目の辺りを手で押さえ、何かを振り払うようにしきりに頭を振っている。
「どうかしたのか」
「・・・何だか急に・・・すごく、眠くなって・・・」
「まさか、さっきの店の・・・飲んだのか!?」
「少し、だけ・・・」
「バカ!飲むなって言っただろ!」
「でもあれ、お酒じゃなくて、ジュース・・・」
「そういう問題じゃない、あれには・・・おい、ミニョ!」
俺との会話の途中でうなだれるように眠ってしまったミニョ。どう考えてもグラスに入れられた睡眠薬が原因だろう。
さっきの2人組の男とそいつらに依頼したというヤツに俺はあらためて強い憤りを覚えた。
合宿所に着いても目覚める気配のないミニョを抱き上げ、俺の部屋へと運び込む。ベッドに寝かせると、ミニョの服からはウェイターがこぼした酒の匂いがした。
横たわるミニョの傍らに腰かけ顔を覗き込む。
柔らかな寝顔。これが自然に眠っている顔なら穏やかな気持ちで眺めていられるんだが、そうではないと知っている俺の心は怒りと不安が入り乱れていた。

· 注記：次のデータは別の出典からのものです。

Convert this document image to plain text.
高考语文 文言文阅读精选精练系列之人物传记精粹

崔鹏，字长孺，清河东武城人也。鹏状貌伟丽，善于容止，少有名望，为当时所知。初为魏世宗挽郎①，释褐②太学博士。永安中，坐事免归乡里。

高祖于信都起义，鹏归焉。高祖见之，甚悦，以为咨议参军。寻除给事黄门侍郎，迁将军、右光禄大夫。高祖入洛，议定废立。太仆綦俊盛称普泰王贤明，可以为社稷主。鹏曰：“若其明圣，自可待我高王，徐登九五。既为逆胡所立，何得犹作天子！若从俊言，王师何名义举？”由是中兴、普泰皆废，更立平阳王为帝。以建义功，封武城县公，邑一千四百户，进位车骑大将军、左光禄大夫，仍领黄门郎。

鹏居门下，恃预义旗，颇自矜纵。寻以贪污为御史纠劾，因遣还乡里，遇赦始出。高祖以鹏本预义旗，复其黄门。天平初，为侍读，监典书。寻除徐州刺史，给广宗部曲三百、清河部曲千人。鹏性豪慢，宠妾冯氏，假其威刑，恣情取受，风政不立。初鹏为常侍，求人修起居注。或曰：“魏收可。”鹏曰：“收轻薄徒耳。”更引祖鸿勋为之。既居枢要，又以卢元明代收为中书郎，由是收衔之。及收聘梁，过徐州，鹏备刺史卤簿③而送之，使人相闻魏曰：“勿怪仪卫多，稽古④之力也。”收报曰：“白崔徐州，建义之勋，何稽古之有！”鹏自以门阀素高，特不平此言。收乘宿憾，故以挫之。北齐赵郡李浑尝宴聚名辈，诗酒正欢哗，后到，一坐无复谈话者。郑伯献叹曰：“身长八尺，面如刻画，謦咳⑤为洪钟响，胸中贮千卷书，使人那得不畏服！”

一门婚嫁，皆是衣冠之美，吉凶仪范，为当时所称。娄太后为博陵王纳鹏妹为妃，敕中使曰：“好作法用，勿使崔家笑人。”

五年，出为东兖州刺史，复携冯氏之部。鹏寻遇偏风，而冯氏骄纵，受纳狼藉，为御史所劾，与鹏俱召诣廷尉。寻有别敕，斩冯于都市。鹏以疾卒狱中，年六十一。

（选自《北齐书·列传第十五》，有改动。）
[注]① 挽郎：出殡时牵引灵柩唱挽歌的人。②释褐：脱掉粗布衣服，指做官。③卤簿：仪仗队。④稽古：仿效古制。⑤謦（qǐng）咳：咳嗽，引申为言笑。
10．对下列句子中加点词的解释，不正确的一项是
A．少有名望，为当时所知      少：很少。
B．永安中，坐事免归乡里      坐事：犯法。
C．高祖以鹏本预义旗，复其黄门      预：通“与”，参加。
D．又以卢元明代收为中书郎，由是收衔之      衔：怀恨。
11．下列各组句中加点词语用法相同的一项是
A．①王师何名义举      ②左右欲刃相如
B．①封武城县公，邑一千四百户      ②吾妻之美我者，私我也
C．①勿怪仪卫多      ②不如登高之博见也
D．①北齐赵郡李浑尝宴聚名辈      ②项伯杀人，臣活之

顔にかかっている髪を指ですくい上げ横へと流す。こんなに間近でゆっくりとミニョの顔を見るのはどれくらいぶりだろう。
俺は前髪から覗く額に唇を押しつけた。
「ん・・・」
覚醒が近いのか、ミニョがわずかに動き出した。
「ミニョ?」
しかし声をかけても目は開かず、返事は寝息だけ。再び名前を呼びながら軽く身体を揺すると、今まで穏やかだった表情がこわばり、眉間にしわが寄った。
「ん・・・違う・・・シヌさん・・・ごめんなさい・・・」
どんな夢を見ているのか・・・
会えなかったことを詫びてるのか?
危ないところを助けたのは俺なのに、きっとミニョはそんなこと気づきもしないで頭の中はシヌのことでいっぱいなんだろうか。
どうしても会わないといけない大事な用とは何なんだ?
眠っていてもシヌの名前を口にするミニョを見ながら、俺はやるせない気持ちでいっぱいだった。